Vielleicht hat mich das Buch ganz einfach am falschen Fuß erwischt – aber nach Foer und nach all dem Vergangeheitsgeraune und dem Aufarbeiten und der Tradition und dem Beseitigen von Verschüttungen und dergleichen hatte ich mir wahrscheinlich etwas anders erwartet – als eben dieses. Verleitet ha ...

Vielleicht hat mich das Buch ganz einfach am falschen Fuß erwischt – aber nach Foer und nach all dem Vergangeheitsgeraune und dem Aufarbeiten und der Tradition und dem Beseitigen von Verschüttungen und dergleichen hatte ich mir wahrscheinlich etwas anders erwartet – als eben dieses. Verleitet hat mich ja eigentlich der wunderschöne Titel – der auch gleichzeitig der Titel eines verschollen geglaubten Buches in diesem Roman ist. Die Autorin, die sich einen Autor vorstellt (wir denken an Nabokov!), das ist ja eine verlockende Grundsituation, und die Geschichte des Buches "The History of Love" ist durchaus mitreißend – wenn sie nicht so willentlich vertrackt wäre und Krauss nicht versuchen würde erzähltechnisch raffinierter, verknüpfungsmäßig klüger zu sein, als es wahrscheinlich notwendig ist.

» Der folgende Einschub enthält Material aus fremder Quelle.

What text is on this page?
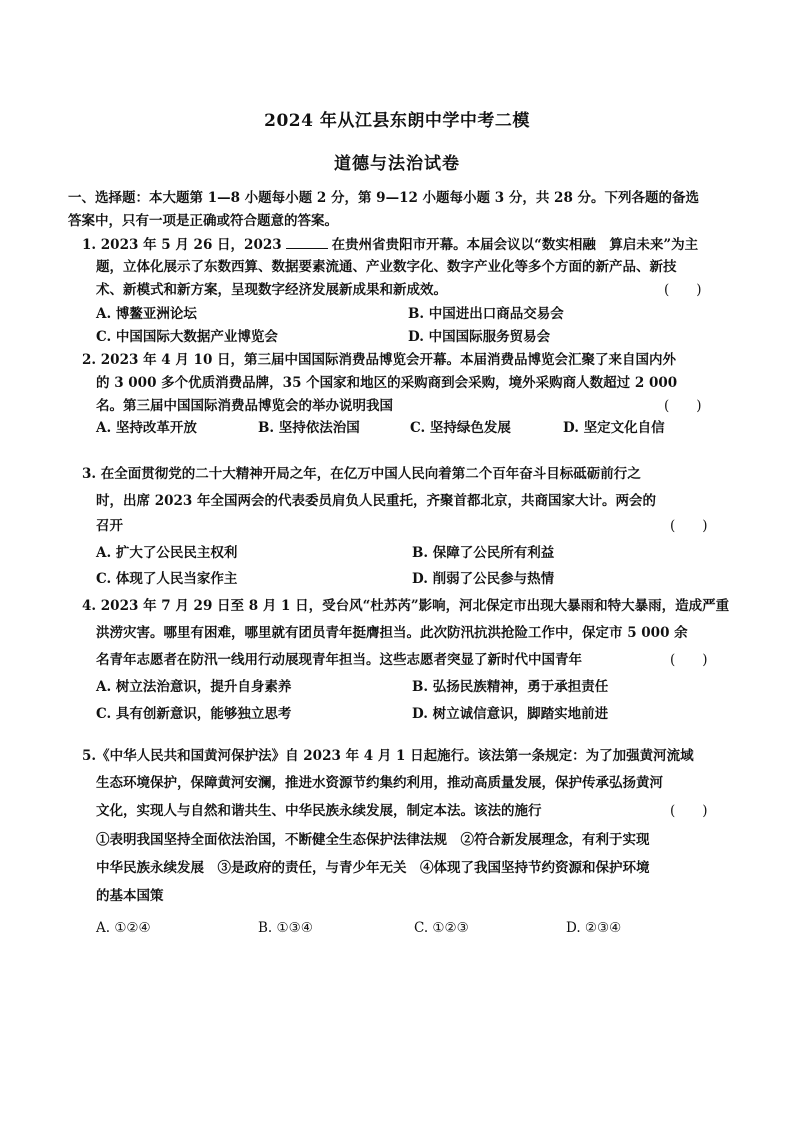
2024 年从江县东朗中学中考二模
道德与法治试卷
一、选择题：本大题第 1—8 小题每小题 2 分，第 9—12 小题每小题 3 分，共 28 分。下列各题的备选
答案中，只有一项是正确或符合题意的答案。
1. 2023 年 5 月 26 日，2023	在贵州省贵阳市开幕。本届会议以“数实相融　算启未来”为主
题，立体化展示了东数西算、数据要素流通、产业数字化、数字产业化等多个方面的新产品、新技
术、新模式和新方案，呈现数字经济发展新成果和新成效。	(　　)
A. 博鳌亚洲论坛	B. 中国进出口商品交易会
C. 中国国际大数据产业博览会	D. 中国国际服务贸易会
2. 2023 年 4 月 10 日，第三届中国国际消费品博览会开幕。本届消费品博览会汇聚了来自国内外
的 3 000 多个优质消费品牌，35 个国家和地区的采购商到会采购，境外采购商人数超过 2 000
名。第三届中国国际消费品博览会的举办说明我国	(　　)
A. 坚持改革开放	B. 坚持依法治国	C. 坚持绿色发展	D. 坚定文化自信
3. 在全面贯彻党的二十大精神开局之年，在亿万中国人民向着第二个百年奋斗目标砥砺前行之
时，出席 2023 年全国两会的代表委员肩负人民重托，齐聚首都北京，共商国家大计。两会的
召开	(　　)
A. 扩大了公民民主权利	B. 保障了公民所有利益
C. 体现了人民当家作主	D. 削弱了公民参与热情
4. 2023 年 7 月 29 日至 8 月 1 日，受台风“杜苏芮”影响，河北保定市出现大暴雨和特大暴雨，造成严重
洪涝灾害。哪里有困难，哪里就有团员青年挺膺担当。此次防汛抗洪抢险工作中，保定市 5 000 余
名青年志愿者在防汛一线用行动展现青年担当。这些志愿者突显了新时代中国青年	(　　)
A. 树立法治意识，提升自身素养	B. 弘扬民族精神，勇于承担责任
C. 具有创新意识，能够独立思考	D. 树立诚信意识，脚踏实地前进
5.《中华人民共和国黄河保护法》自 2023 年 4 月 1 日起施行。该法第一条规定：为了加强黄河流域
生态环境保护，保障黄河安澜，推进水资源节约集约利用，推动高质量发展，保护传承弘扬黄河
文化，实现人与自然和谐共生、中华民族永续发展，制定本法。该法的施行	(　　)
①表明我国坚持全面依法治国，不断健全生态保护法律法规　②符合新发展理念，有利于实现
中华民族永续发展　③是政府的责任，与青少年无关　④体现了我国坚持节约资源和保护环境
的基本国策
A. ①②④	B. ①③④	C. ①②③	D. ②③④
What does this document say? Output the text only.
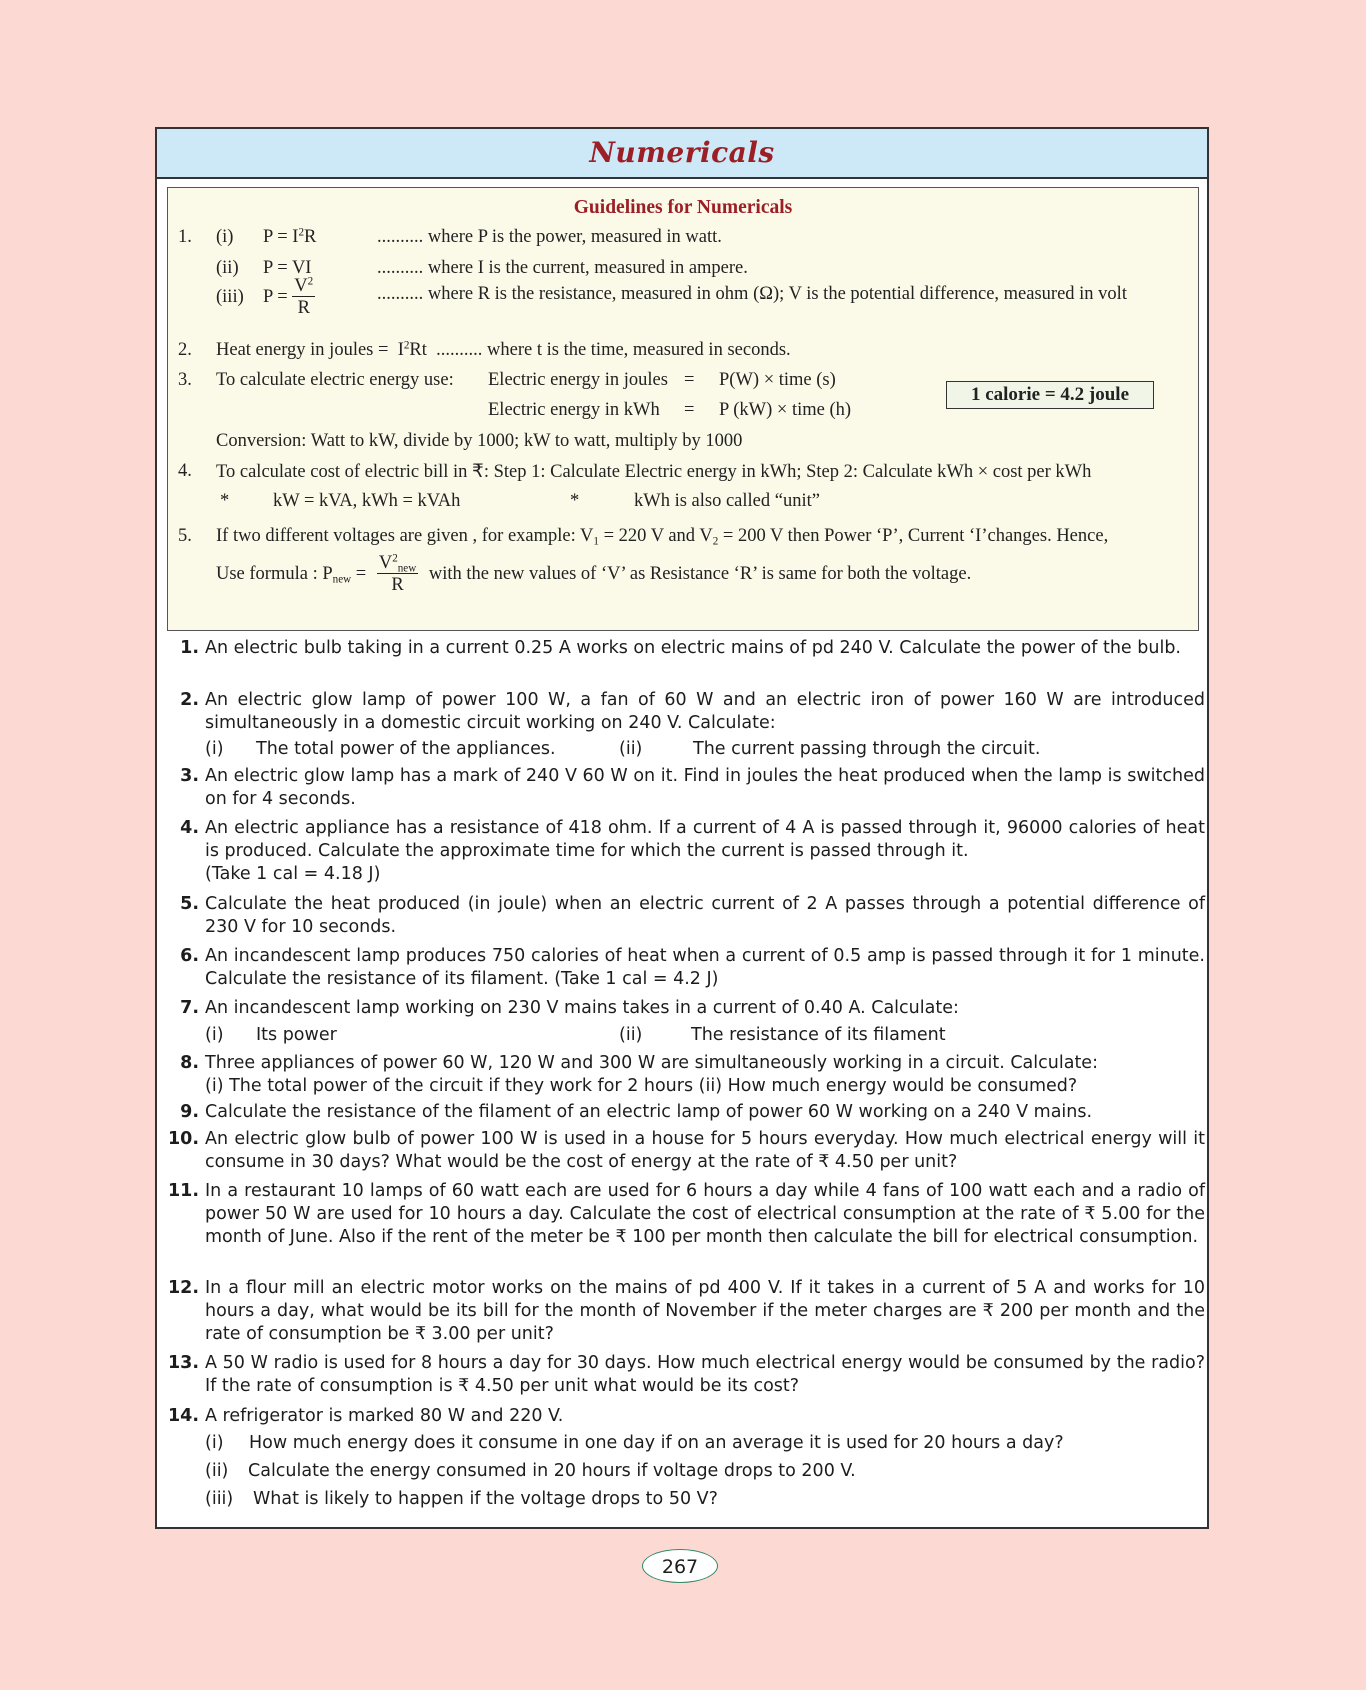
Numericals
Guidelines for Numericals
1. (i) $P = I^2R$	.......... where P is the power, measured in watt.
(ii) P = VI	.......... where I is the current, measured in ampere.
(iii) $P = \frac{V^2}{R}$	.......... where R is the resistance, measured in ohm (Ω); V is the potential difference, measured in volt
2. Heat energy in joules = $I^2Rt$ .......... where t is the time, measured in seconds.
3. To calculate electric energy use: Electric energy in joules = P(W) × time (s)
Electric energy in kWh = P (kW) × time (h)
1 calorie = 4.2 joule
Conversion: Watt to kW, divide by 1000; kW to watt, multiply by 1000
4. To calculate cost of electric bill in ₹: Step 1: Calculate Electric energy in kWh; Step 2: Calculate kWh × cost per kWh
* kW = kVA, kWh = kVAh	*	kWh is also called “unit”
5. If two different voltages are given , for example: $V_1 = 220$ V and $V_2 = 200$ V then Power ‘P’, Current ‘I’changes. Hence,
Use formula : $P_{new} = \frac{V^2_{new}}{R}$ with the new values of ‘V’ as Resistance ‘R’ is same for both the voltage.
1. An electric bulb taking in a current 0.25 A works on electric mains of pd 240 V. Calculate the power of the bulb.
2. An electric glow lamp of power 100 W, a fan of 60 W and an electric iron of power 160 W are introduced simultaneously in a domestic circuit working on 240 V. Calculate:
(i) The total power of the appliances.	(ii)	The current passing through the circuit.
3. An electric glow lamp has a mark of 240 V 60 W on it. Find in joules the heat produced when the lamp is switched on for 4 seconds.
4. An electric appliance has a resistance of 418 ohm. If a current of 4 A is passed through it, 96000 calories of heat is produced. Calculate the approximate time for which the current is passed through it.
(Take 1 cal = 4.18 J)
5. Calculate the heat produced (in joule) when an electric current of 2 A passes through a potential difference of 230 V for 10 seconds.
6. An incandescent lamp produces 750 calories of heat when a current of 0.5 amp is passed through it for 1 minute. Calculate the resistance of its filament. (Take 1 cal = 4.2 J)
7. An incandescent lamp working on 230 V mains takes in a current of 0.40 A. Calculate:
(i) Its power	(ii)	The resistance of its filament
8. Three appliances of power 60 W, 120 W and 300 W are simultaneously working in a circuit. Calculate:
(i) The total power of the circuit if they work for 2 hours (ii) How much energy would be consumed?
9. Calculate the resistance of the filament of an electric lamp of power 60 W working on a 240 V mains.
10. An electric glow bulb of power 100 W is used in a house for 5 hours everyday. How much electrical energy will it consume in 30 days? What would be the cost of energy at the rate of ₹ 4.50 per unit?
11. In a restaurant 10 lamps of 60 watt each are used for 6 hours a day while 4 fans of 100 watt each and a radio of power 50 W are used for 10 hours a day. Calculate the cost of electrical consumption at the rate of ₹ 5.00 for the month of June. Also if the rent of the meter be ₹ 100 per month then calculate the bill for electrical consumption.
12. In a flour mill an electric motor works on the mains of pd 400 V. If it takes in a current of 5 A and works for 10 hours a day, what would be its bill for the month of November if the meter charges are ₹ 200 per month and the rate of consumption be ₹ 3.00 per unit?
13. A 50 W radio is used for 8 hours a day for 30 days. How much electrical energy would be consumed by the radio? If the rate of consumption is ₹ 4.50 per unit what would be its cost?
14. A refrigerator is marked 80 W and 220 V.
(i) How much energy does it consume in one day if on an average it is used for 20 hours a day?
(ii) Calculate the energy consumed in 20 hours if voltage drops to 200 V.
(iii) What is likely to happen if the voltage drops to 50 V?
267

Für sich genommen sind die Charaktere – der alte Autor Leo Gursky, der sein Buch auf Polnisch geschrieben und einem Freund gegeben hat, der es als sein eigenes ausgibt, sodass es letztendlich in Chile auf Spanisch erscheint, und die vierzehnjährige Alma, benannt nach der Alma im Buch, deren Mutter das Buch gerade übersetzt – schrullige, liebenswerte, lebendige Charaktere. Aber Krauss nimmt einem ein bisschen das Vergnügen ihnen zu folgen, weil sie eben – wie gesagt – raffinierter und kauziger sein will, als es 250 Seiten vertragen. Natürlich gibt es viele Stellen, die einen für die Mühe entschädigen: Almas erster Kuss; die Pedanterie der alten Männer; die Passagen aus dem Buch im Buch; die Traurigkeit der Liebe überhaupt; die Versuche Almas ihrer Mutter einen Mann zu finden und sich mit ihrem kleinen Bruder Bird zurechtzufinden. Trotzdem fehlt dem Roman das, was er wohl gerne hätte: das Magische, das uns in seinen Bann zieht, weil es voll von Grüßen aus anderen Welten ist. Krauss zeigt uns hoffentlich in ihrem nächsten Buch mehr von ihrem Talent – immerhin ist dies erst ihr zweiter Roman – wenn sie sich vom Hang zur zwanghaften Originalität ein bisschen frei geschrieben hat. Es zahlt sich durchaus aus, ihr Schaffen weiterhin im Auge zu behalten.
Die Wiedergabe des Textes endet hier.